Sejalan dengan ikatan aqidah, adanya kesatuan Khilafah. Artinya, umat Islam seluruh dunia. Apapun suku dan bangsanya. Hanya boleh memiliki satu Negara yang memimpin. Yakni satu Negara Khilafah. Dibawah kepemimpinan satu orang Khalifah saja. Rasulullah SAW bersabda,”Jika dibaiat dua orang Khalifah. Maka bunuhlah yang terakhir dari keduanya.”(HR. Muslim no.1853).
Syaikh Abdurrahman Al Jaziri dalam kitab alFiqh ‘ala madzahib al Arba’ah V/416 menjelaskan bahwa Imam Madzhab yang empat. Yakni Imam Syafii, Imam Malik, Imam Ahmad,dan Imam Abu Hanifah.

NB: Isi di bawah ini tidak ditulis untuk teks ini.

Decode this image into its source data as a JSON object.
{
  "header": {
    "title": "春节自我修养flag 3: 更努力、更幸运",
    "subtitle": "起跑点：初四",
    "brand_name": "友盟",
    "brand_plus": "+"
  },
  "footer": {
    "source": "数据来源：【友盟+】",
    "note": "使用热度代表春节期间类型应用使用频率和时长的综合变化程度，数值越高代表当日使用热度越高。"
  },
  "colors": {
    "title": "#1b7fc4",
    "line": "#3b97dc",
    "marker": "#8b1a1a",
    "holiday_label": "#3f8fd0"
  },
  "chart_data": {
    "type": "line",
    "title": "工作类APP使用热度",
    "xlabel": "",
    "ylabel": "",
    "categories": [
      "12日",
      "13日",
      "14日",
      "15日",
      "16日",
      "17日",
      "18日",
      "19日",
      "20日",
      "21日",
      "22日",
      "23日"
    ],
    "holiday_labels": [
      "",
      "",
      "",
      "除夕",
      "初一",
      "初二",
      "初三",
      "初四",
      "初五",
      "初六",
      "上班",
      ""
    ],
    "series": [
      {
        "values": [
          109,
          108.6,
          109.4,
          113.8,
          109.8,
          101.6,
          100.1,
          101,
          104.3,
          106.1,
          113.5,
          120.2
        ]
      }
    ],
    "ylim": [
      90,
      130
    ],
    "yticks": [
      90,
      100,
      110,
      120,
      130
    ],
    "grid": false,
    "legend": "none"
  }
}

Keempatnya sepakat bahwa kaum muslimin tidak boleh memiliki dua Khalifah pasa saat yang sama. Baik keduanya sepakat maupun bertentangan.
Khilafah, kepentingan tertinggi adalah kepentingan umat (mashalih al-ummah), yang tunduk kepada syariah Islam. Secara garis besar kepentingan umat tercermin dalam dua hal. Pertama: penerapan syariah Islam dalam segala bidang kehidupan (politik dalam negeri). Kedua: penyebaran dakwah Islam ke luar negeri dengan jihad fi sabilillah (politik luar negeri).
Dari segi batas wilayah, nation-state akan memiliki batas teritori yang tetap. Adapun batas wilayah Khilafah tidak tetap, melainkan akan terus meluas seiring dengan politik luar negerinya, yaitu penyebaran dakwah Islam dengan jalan jihad fi sabilillah (M. Husain Abdullah, Mafahim Islamiyyah, II/42-44).
Kesatuan Khilafah Harapan Satu-Satunya Umat
Dengan adanya Kesatuan Khilafah, umat di belahan bumi manapun. Akan merasakan nikmatnya dibawah naungannya. Baik di Gaza, Suriah, Irak, Afghanistan, Rohingya, Uighur, New Zealand dan Mali. Dan belahan bumi lainnya. Yang akan menjadi sasaran korban berikutnya. Sang Khalifah tak kan pernah mendiamkan umat terdzalimi. Demikian pula kaum muslimin di seluruh dunia akan bahu membahu menolong saudaranya yang terdzalimi.
Ketika ada wanita Muslimah yang dinodai kehormatannya oleh orang Yahudi Bani Qainuqa’ di Madinah, Nabi shalla-Llahu ‘alaihi wa Sallama melindunginya, menyatakan perang kepada mereka, dan mereka pun diusir dari Madinah. Selama 10 tahun, tak kurang 79 kali peperangan dilakukan, demi menjadi junnah [perisai] bagi Islam dan kaum Muslim. Ini tidak hanya dilakukan oleh Nabi, tetapi juga para Khalifah setelahnya. Harun ar-Rasyid, di era Khilafah ‘Abbasiyyah, telah menyumbat mulut jalang Nakfur, Raja Romawi, dan memaksanya berlutut kepada Khilafah. Al-Mu’tashim di era Khilafah ‘Abbasiyyah, memenuhi jeritan wanita Muslimah yang kehormatannya dinodai oleh tentara Romawi, melumat Amuriah, yang mengakibatkan 9000 tentara Romawi terbunuh, dan 9000 lainnya menjadi tawanan. Pun demikian dengan Sultan ‘Abdul Hamid di era Khilafah ‘Utsmaniyyah, semuanya melakukan hal yang sama. Karena mereka adalah junnah [perisai]. Semoga Allah segerakan pertolongan dan janjiNya, seperti dalam QS. An Nur ayat 55.